The life and work of Esenin fall on the periodgreat changes in Russia. The poet is on his way from Russia, engulfed by the world war, to a country completely changed by revolutions. The events of 1917 instilled hope in Yesenin for a bright future, but soon he realized that the promised Utopian paradise was impossible. While abroad, the poet remembers his country, closely follows all the events taking place. In his poems are reflected the experience for the fate of people, attitude to change: "The mysterious world, my ancient world, / You, like the wind, calmed down and sat down. / Here they squeezed the village behind the neck / Stone hands of the highway."
The work of Sergei Yesenin is permeated with anxiety for the fate of the village. He knows about the hardships of rural life, many poems of the poet testify to this, in particular, "You are my deserted land."

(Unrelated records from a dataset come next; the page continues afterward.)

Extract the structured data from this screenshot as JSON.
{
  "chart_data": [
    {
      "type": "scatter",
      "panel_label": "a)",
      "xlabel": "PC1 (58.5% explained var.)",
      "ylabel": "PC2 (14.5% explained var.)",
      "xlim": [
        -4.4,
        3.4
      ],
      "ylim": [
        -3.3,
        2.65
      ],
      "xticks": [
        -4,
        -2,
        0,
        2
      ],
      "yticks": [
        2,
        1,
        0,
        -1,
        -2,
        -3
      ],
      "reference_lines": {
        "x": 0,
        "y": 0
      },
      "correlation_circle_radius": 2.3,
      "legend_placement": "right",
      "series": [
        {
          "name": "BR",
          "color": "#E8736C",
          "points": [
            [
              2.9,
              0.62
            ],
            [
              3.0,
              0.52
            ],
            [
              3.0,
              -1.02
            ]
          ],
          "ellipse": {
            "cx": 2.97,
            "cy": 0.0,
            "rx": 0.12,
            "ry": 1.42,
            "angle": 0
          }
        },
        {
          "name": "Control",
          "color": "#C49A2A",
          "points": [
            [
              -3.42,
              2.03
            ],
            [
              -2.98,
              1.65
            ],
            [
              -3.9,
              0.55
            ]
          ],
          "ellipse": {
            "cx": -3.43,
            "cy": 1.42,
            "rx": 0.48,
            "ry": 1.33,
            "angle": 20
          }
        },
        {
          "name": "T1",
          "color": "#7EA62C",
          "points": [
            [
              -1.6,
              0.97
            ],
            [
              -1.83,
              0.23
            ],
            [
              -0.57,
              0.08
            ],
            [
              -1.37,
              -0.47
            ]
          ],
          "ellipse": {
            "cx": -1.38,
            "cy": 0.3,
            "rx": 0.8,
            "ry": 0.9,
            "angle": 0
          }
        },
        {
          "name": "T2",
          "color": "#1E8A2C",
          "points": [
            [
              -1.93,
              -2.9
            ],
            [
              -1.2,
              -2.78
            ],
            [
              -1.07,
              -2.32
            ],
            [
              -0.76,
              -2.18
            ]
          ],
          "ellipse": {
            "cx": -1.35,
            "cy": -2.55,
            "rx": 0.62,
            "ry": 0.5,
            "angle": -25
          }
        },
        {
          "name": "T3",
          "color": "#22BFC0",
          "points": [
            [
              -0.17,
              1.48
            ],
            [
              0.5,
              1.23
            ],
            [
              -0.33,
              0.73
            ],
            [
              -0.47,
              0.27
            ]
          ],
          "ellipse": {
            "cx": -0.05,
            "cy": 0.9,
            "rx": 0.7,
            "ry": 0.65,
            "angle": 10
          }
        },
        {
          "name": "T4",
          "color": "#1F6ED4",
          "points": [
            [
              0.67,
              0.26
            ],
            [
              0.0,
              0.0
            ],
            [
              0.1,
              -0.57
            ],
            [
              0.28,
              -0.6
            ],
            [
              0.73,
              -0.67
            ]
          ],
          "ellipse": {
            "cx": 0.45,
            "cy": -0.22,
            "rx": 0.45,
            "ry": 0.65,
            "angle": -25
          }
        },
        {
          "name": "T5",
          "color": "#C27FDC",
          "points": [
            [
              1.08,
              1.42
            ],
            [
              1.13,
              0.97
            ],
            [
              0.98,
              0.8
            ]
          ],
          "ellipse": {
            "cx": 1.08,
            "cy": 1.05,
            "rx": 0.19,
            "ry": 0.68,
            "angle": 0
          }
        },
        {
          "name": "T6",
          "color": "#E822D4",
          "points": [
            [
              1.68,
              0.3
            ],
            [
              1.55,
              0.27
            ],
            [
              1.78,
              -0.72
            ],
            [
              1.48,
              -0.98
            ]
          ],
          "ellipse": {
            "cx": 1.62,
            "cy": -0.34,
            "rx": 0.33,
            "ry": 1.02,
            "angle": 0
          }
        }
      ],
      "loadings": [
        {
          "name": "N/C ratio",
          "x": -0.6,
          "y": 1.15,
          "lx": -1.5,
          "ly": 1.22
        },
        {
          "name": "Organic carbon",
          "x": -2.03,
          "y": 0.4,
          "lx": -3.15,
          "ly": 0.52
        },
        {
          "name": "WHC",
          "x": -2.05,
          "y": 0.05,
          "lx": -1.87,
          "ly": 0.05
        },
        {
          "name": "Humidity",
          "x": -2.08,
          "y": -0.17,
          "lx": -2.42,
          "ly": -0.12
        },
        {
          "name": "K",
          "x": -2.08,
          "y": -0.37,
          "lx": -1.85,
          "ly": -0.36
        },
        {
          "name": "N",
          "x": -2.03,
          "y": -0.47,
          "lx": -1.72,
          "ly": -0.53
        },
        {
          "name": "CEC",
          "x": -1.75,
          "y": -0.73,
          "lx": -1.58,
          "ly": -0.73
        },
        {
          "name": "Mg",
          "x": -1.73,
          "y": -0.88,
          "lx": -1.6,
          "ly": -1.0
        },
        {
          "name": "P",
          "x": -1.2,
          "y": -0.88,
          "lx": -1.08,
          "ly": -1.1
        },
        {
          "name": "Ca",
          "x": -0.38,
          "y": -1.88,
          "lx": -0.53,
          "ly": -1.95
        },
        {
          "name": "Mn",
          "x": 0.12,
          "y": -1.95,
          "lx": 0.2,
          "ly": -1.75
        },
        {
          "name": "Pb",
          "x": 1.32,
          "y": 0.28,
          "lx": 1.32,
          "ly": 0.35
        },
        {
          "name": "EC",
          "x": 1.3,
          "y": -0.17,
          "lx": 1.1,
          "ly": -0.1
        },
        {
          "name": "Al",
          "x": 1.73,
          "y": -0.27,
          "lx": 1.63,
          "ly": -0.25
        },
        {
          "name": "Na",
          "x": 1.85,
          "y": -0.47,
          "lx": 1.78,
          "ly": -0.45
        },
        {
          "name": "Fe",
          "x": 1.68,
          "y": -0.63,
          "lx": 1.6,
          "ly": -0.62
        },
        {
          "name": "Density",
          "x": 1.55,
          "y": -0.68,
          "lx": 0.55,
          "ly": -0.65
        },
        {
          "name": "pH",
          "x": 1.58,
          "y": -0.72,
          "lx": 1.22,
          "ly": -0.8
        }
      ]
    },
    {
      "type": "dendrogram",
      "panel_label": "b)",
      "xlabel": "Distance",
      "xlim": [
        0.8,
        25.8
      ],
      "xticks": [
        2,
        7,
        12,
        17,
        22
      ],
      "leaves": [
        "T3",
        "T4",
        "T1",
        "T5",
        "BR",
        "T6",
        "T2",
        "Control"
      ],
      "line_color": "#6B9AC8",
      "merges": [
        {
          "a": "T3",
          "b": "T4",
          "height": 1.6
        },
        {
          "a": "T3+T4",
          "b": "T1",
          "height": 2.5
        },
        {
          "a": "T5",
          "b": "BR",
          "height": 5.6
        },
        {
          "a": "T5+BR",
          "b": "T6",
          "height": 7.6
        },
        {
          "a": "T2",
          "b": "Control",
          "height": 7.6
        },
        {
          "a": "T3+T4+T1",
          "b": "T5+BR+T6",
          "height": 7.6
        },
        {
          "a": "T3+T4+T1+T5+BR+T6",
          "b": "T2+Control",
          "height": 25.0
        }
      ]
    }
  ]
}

However, most of the poet's work stilloccupies a description of rural beauty, village festivities. Life in the outback mostly looks in his verses bright, joyful, beautiful: "Dawns are blazing, fogs are smoking, / A curtain is crimson above the carved window." In Esenin's work, nature, like man, is endowed with the ability to grieve, rejoice, and cry: "The girls were devoured, they ate ...", "... the birches in white weep in the woods ..." Nature lives in his poems. She experiences feelings, talks. However, no matter how beautiful and imaginative Esenin sang of rustic Rus, his love for his homeland is undoubtedly deeper. He was proud of his country and the fact that he was born in such a difficult time for her. This theme is reflected in the poem "Soviet Russia".
Life and creativity of Yesenin are full of love for the Motherland, anxiety for it, hopes and pride.

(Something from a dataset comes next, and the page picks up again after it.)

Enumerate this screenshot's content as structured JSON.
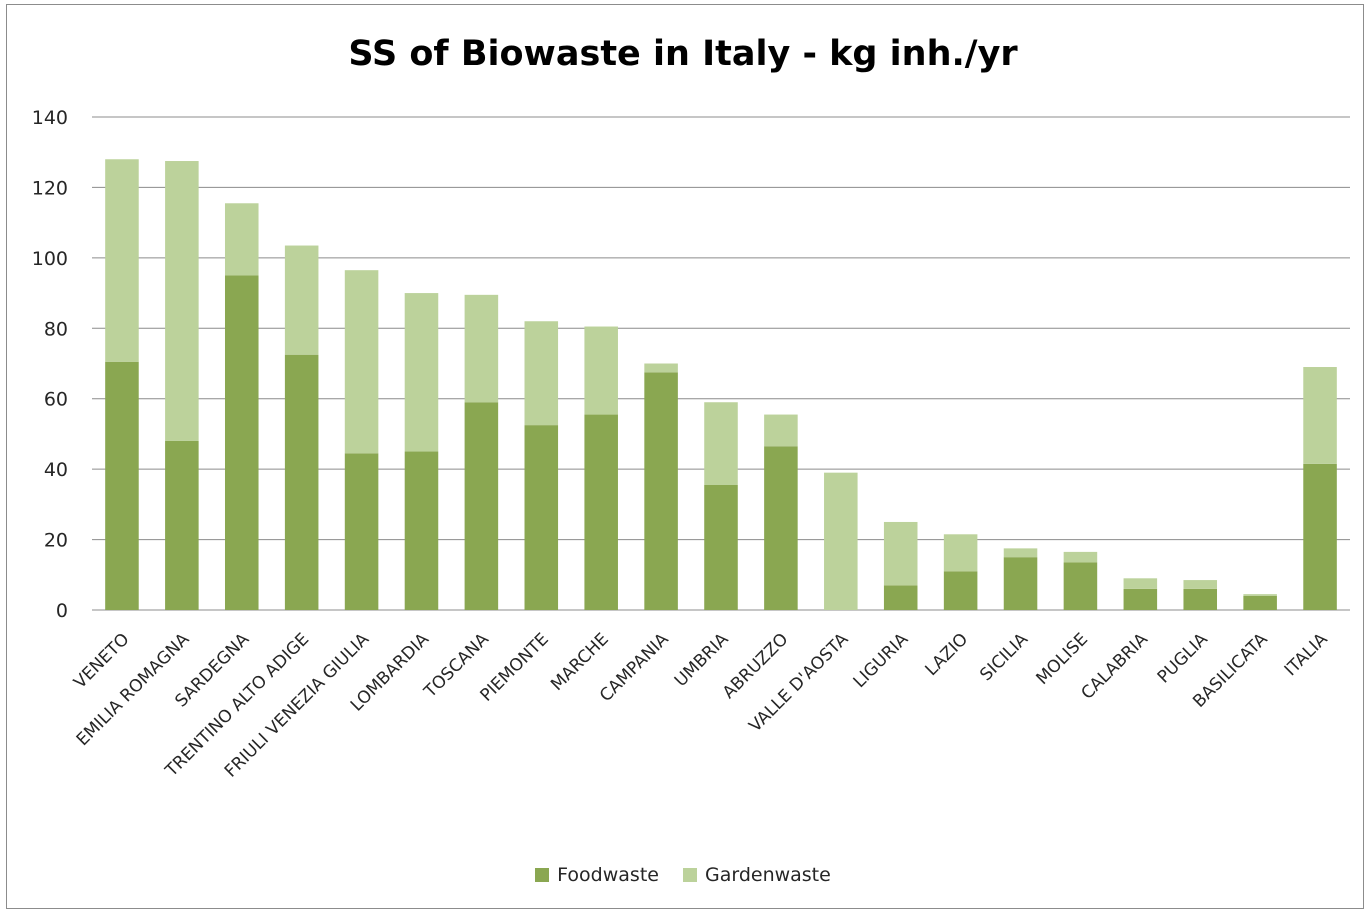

The poet died from December 27 to December 28, 1925, and the circumstances of his death until the end has not been clarified.
I must say that not all contemporariesYesenin's poems were considered beautiful. For example, K.I. Chukovsky even before his death wrote in his diary that the "graphomaniac talent" of the village poet would soon run out.
The posthumous fate of the poet was determined by "Evil Notes"(1927) N.I. Bukharin, in which, noting Esenin's talent, he wrote that it was still "a disgusting filth, abundantly drenched in drunken tears." After such an assessment, Yesenin was published very little before the thaw. Many of his works were distributed in manuscript versions.